Not in books as far as I know. But he's rationalized fracking/energy security in remarks/interviews over PRC at mercy of US blockade because US now energy secure talking points, which now prevalently informs the ever popular PRC is vunerable to blockade narrative. As for US withdraw / serve as offshore balancer, US can do that, but all developments in recent years have shown that PRC is exception to US FP indifference and US will be involved directly in PRC containment. The broader point is he believes energy self reliance + fortress America gives US almost impervious position of strength. But we are approaching point in history where US geography is no longer impregnable shield anymore. See recent US conniptions over PRC (global) hypersonic developement. PRC would of course be happy if US withdraws, but US energy security may/will be just as vunerable as PRC if there's confrontation.

>demographics

All this is true, but in context of great power competition between US/PRC, societies can manage different demographic pressures/patterns while relative gap in comprehensive power can still narrow/shift. Average PRC citizen can have a much shittier QoL vs US, but workforce and industrial policies can still be organized to be systemically competitive, if not more so. PRC can shrink to 1B people, with gen pop stuck in miserable East Asian work culture with poor safety net (though keep in mind PRC has highest savings/homeownership rate and relatively less reliance on welfare state), while still grow military to multiple times current size and move up value chain to increasingly threaten US primacy because there's still easy catchup growth and demographic divident in terms of disproportionate STEM talent vs past workforce that was mostly low skilled. PRC soon keeping hands full (for much longer than 10 years) doesn't mean PRC comprehensive power have peaked or PRC will undergo decline, or according to Zeihan, collapse.

>navy,competition

I don't see where the competition is TBH, plenty of resources to go around for short/medium term and little appetite for war (except PRC/US over TW). As for PRC navy, it's doing more deployments abroad, but doesn't have any foreign security commitments. Like there's no reason to war with India, it's border skirmishes were fought with stone and sticks. Neither country interested in ruining "Asian Century". Japan only if they support US in TW scenario. Senkaku/SCS disputes not worth military/navy, relegated to "domestic" matter for coast guard. But yeah the Chinese navy will be used to do navy things for PRC security interests.
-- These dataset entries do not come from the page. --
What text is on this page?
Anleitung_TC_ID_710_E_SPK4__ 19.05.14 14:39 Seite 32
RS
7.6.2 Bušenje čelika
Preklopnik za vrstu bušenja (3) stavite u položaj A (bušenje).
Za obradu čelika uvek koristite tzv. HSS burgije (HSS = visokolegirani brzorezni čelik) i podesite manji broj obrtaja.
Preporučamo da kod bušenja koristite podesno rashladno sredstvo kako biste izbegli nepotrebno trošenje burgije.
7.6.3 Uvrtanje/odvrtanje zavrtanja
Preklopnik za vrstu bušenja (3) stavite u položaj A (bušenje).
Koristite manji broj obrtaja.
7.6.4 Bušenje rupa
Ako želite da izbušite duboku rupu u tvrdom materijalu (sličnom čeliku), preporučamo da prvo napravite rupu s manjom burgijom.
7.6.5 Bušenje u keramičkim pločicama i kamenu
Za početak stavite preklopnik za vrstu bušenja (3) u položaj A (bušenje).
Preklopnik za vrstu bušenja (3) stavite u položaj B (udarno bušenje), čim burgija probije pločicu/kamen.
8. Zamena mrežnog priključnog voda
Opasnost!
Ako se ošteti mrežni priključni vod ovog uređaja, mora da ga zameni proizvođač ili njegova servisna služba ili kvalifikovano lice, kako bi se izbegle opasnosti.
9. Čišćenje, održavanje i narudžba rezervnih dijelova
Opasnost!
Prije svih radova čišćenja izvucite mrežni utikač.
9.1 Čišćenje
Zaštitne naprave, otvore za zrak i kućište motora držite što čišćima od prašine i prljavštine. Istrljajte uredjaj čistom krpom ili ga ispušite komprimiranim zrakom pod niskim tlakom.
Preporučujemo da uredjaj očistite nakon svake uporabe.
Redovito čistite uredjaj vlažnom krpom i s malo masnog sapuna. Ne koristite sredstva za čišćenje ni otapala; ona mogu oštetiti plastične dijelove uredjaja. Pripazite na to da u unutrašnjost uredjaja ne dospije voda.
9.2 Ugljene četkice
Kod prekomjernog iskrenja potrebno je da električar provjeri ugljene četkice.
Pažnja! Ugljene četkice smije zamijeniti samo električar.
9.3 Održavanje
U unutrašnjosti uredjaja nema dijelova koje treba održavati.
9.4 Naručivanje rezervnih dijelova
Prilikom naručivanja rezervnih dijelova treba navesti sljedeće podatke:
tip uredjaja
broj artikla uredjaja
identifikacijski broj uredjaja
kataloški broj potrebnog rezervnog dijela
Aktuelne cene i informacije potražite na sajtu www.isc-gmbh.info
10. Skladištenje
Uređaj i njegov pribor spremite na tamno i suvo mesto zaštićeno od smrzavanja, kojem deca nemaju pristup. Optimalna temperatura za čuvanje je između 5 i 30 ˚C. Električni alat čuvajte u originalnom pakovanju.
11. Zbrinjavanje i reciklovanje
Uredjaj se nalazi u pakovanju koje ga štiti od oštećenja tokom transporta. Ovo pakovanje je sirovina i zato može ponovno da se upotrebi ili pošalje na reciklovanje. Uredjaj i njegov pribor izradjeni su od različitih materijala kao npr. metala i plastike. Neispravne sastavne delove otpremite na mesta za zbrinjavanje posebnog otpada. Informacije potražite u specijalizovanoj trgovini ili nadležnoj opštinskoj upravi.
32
> recall Zeihan talking much about the U.S. going to war with China

No he's pretty firm offshore balancer, America can influence abroad at home while most world collapses without US order advocate. Surrounding PRC with missiles is talking point commonly associated with malacca blockade talk. But US bipartisian anti-PRC FP looks to be doubling down on interdicting directly in TW, because loss of TW risks collapse of US East Asian security architecture. Zeihan thinks PRC will collapse so why bother.

> pessimistic

For the audience his writing caters to (US exceptionalist), his pitch is (IMO) disguised pessimism - having rolled natural 20s on geography US has to work hard to fail, vs US competitors has to work hard to succeed (but here are surface analysis of why they won't). Like credit to him he does acknowledge US failings / challenges because the politics in US geopolitics has been underperforming, but he tends to trivialize US challenges with "at least our adversaries are doomed".